Мама сидела в кресле, прямо напротив входа. Расправив спину, с необъяснимой величественностью подняв подбородок. Руки спокойно лежали на подлокотниках, широкие черные кружевные рукава походили на опущенные крылья птицы. Платье, тоже кружевное и темное, закрывает шею до самого подбородка. Лицо в тени, отчего казалось, что на его месте пустота. В фигуре мамы чувствовалось нечто темное и недоброе.
Я судорожно сглотнула.
— Мама, — осторожно позвала я.
Она не откликнулась. Никогда не откликается, хотя поворачивает голову на звук включившегося холодильника и кривится, заслышав мяуканье бабушкиной кошки.
— Мама, это я. Я вернулась.
Она меня не услышала.
Овчинников успел задремать на руле. Услышав, как хлопнула дверь подъезда, он поднял голову. Придерживая маму под руку, я провела ее через двор и усадила на заднее сиденье прямо за Лехой.

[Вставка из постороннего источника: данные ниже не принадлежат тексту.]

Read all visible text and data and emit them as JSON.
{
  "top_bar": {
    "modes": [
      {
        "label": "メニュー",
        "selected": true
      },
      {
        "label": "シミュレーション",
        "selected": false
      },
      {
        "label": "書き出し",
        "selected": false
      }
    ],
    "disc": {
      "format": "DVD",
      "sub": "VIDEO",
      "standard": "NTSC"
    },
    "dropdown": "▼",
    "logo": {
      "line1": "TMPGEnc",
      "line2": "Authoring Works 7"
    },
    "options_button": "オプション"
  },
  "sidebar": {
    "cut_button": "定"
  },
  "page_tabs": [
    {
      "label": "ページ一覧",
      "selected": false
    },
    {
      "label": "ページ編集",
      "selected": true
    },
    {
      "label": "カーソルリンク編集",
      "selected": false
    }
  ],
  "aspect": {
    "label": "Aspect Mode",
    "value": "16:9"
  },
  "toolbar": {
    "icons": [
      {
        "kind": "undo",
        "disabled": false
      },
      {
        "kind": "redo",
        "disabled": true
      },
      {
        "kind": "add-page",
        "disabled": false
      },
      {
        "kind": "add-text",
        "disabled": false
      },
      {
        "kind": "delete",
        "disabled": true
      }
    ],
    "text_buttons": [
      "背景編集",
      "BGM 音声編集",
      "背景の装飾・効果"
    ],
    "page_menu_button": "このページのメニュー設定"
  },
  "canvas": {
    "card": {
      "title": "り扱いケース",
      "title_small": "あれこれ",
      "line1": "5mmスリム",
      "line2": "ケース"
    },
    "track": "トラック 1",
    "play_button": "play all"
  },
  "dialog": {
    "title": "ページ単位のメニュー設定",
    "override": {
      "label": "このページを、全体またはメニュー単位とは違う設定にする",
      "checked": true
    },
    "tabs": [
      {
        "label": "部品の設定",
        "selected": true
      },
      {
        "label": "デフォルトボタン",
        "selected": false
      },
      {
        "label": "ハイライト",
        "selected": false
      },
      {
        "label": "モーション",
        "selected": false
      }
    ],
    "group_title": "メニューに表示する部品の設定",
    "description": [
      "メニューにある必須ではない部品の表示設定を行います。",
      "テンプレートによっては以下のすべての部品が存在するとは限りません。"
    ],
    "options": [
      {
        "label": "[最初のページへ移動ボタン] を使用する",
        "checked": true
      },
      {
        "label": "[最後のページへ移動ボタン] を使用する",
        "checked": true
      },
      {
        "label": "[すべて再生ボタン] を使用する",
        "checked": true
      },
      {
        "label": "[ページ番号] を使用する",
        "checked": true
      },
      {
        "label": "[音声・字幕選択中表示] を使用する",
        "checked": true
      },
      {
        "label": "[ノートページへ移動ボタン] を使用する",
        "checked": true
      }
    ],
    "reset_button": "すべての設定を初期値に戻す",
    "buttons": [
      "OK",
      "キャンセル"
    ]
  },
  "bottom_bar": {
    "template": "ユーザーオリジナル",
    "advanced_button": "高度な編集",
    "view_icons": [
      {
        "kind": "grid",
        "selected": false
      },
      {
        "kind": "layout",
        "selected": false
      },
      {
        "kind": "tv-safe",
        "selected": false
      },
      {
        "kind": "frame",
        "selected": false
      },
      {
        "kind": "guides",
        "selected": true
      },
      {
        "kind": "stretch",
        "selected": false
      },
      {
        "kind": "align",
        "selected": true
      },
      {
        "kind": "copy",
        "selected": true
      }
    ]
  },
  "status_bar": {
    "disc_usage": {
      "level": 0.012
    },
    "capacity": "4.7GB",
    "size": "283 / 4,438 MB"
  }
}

— Не, так не пойдет, — сказал он.
— Что не пойдет?
— Не сажай за моей спиной. Ты не представляешь, как я ее боюсь.
— Алена... Где ты, Аленушка? — протянула мама, страдальчески глядя на мои коленки.
— Ну вот, началось! — поморщился Овчинников.
Я пересадила маму подальше от Лехи, в противоположный конец салона. Сама села на переднее сиденье.
— Где ты, Аленушка?
— Здесь я, здесь, — пробормотала я, думая совершенно не об этом.
От дома бабушки мы снова выехали на Ленинградку и взяли курс за пределы Москвы. Периодически Леха с опаской поглядывал на маму в зеркальце, но та вела себя тихо. Возможно, уснула, но по ней не поймешь. Она спит с открытыми глазами. Иногда бредит во сне. Говорит о прошлом. Но в эти моменты создается впечатление, словно этот бред она видит прямо сейчас, в режиме реального времени.